Matconvnet学习——利用mnist网络训练自己的数据分辨左右手

本文链接：https://blog.csdn.net/cathy1908/article/details/70142414

本人新手入门深度学习，在此记录一下自己学习过程中的心得和自己做的小项目

这里的小课题主要是用在生物特征识别中，目前最广泛的有掌纹识别虹膜识别，我们的这个课题组主要是做手掌静脉识别的，通过红外成像得到掌脉图像然后进行识别。在这里我主要负责的工作是手掌静脉识别时的感兴趣区域的提取（ROI）。

主要是分为三个步骤，虽然实际实现的时候不是很难，但是需要很多的的前期工作。

第一：设计算法分辨左右手，这样的目的可以减少在图像库中匹配和识别的时间，我们可以制作两个数据集，分左右手，识别出左右手之后直接在所在的数据集中进行识别匹配。

第二：设计网络识别手掌图像的ROI区域

第三：做实验验证算法的可行性与精确度

接下来我们来看一下如何用matconvnet来训练自己的数据实现左右手的分类

一、matconvnet的安装与配置

这一步很多博主都写得很清楚了，这里给出一个我参考的链接

MatConvNet卷积神经网络（四）——用自己的数据训练

当然还有官网的教程

MatConvNet: CNNs for MATLAB

根据上面的教程，如果你运行setup.m没有问题，那就好了。

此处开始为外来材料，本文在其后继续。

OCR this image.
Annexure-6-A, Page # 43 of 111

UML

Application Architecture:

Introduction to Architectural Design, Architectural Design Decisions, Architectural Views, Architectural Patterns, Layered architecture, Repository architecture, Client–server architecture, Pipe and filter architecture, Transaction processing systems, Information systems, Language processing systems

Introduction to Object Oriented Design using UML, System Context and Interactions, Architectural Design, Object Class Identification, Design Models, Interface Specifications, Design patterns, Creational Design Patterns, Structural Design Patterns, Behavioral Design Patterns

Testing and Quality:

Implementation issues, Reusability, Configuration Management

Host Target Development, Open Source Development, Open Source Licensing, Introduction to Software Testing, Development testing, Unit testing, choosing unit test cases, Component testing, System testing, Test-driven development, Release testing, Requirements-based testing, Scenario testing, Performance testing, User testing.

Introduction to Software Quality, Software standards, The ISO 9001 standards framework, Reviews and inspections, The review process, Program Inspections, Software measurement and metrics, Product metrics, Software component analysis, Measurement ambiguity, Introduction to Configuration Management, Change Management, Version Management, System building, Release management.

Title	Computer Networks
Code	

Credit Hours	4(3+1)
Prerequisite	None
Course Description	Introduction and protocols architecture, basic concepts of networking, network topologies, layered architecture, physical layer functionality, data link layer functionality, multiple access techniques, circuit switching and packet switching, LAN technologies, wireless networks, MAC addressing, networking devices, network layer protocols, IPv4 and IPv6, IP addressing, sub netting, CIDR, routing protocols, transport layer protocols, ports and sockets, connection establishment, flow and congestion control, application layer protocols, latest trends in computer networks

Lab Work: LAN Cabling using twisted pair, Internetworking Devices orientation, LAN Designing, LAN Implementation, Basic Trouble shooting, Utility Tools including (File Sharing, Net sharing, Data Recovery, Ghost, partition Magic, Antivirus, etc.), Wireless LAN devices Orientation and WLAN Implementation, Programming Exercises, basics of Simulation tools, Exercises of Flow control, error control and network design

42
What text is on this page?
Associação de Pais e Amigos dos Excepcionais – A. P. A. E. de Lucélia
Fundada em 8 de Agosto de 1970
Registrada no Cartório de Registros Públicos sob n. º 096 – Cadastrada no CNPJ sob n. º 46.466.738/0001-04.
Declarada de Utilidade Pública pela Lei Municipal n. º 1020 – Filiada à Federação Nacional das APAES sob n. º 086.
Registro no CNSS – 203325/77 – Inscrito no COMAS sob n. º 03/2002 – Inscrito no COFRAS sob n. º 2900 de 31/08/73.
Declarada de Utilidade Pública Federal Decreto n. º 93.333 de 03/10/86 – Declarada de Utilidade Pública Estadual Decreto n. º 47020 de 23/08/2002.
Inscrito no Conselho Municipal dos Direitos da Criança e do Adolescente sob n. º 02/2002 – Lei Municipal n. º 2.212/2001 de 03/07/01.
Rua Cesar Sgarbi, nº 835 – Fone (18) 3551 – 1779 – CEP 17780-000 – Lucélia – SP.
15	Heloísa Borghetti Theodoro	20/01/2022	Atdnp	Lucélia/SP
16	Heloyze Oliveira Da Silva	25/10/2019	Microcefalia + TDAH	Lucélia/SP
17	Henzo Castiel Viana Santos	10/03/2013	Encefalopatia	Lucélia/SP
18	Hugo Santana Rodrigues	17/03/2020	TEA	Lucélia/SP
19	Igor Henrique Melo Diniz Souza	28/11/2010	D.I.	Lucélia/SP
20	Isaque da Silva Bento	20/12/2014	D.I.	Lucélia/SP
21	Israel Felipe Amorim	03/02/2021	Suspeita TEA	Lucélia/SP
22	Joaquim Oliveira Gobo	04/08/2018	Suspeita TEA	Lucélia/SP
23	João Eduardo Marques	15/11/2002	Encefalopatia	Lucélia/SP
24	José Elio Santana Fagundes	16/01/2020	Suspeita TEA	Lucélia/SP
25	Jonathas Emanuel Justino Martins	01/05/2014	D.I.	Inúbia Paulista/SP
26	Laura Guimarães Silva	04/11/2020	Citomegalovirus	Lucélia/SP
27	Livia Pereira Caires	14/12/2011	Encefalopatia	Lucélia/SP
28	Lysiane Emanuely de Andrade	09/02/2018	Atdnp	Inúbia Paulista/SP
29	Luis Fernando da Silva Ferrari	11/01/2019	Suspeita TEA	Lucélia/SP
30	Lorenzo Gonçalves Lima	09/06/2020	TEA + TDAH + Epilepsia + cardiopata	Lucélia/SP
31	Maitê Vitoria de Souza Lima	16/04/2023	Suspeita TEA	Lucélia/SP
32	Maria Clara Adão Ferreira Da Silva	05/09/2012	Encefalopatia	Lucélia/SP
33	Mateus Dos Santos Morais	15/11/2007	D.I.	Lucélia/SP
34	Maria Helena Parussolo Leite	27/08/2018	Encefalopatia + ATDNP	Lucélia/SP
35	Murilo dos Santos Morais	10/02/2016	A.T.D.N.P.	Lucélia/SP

不得不是matconvnet真是很适合想学习深度学习入门最好的工具，因为不需要很高的硬件要求也没有像caffe要求编译那么多，出现的问题也就会少很多。

二、训练自己的数据

1.修改网络结构

我的学习主要是学习example文件夹下的mnist文件为主，在cnn_mnist_init.m中主要是设置了网络结构，初始化了网络参数，如果我们要自己设计网络的时候，可以直接在这里改，注意在改的时候需要注意一下，

已上图为例，layer1和核大小为5*5，有20个这样的核，所以在之后的偏置也就是zeros(1,20)中，后面的一个数必须与randn(5,5,1,20)的最后一个数要一致，不要改了前面忘了后面，同时改了上层之后，下层的值也是要改的，也是要注意一致的问题。我刚开始的时候犯了这个错误。

2.数据集制作

参考链接

CNN实现男女性别分类

首先我们来看一下mnist的数据结构，在cnn_mnist.m文件中的getMnsitImdb函数就用来生成数据集。

通过上面的代码和学习可以得到一下知识

变量“x1”存储训练集中的图片，可以看出训练集中有60000张图片，图片大小为28*28，这个变量中包括positive和negitive图片，可以前面若干张是positive，后面若干张是negative，但是要注意变量“y1”中的lable对应，下面会给出例子。变量“x2”存储验证集中的图片，有10000张验证图片。变量y1存储训练集的lable,因为在matconvnet中lable不能设置为0，所以要加1。同理,变量“y2”存储验证集中的lable。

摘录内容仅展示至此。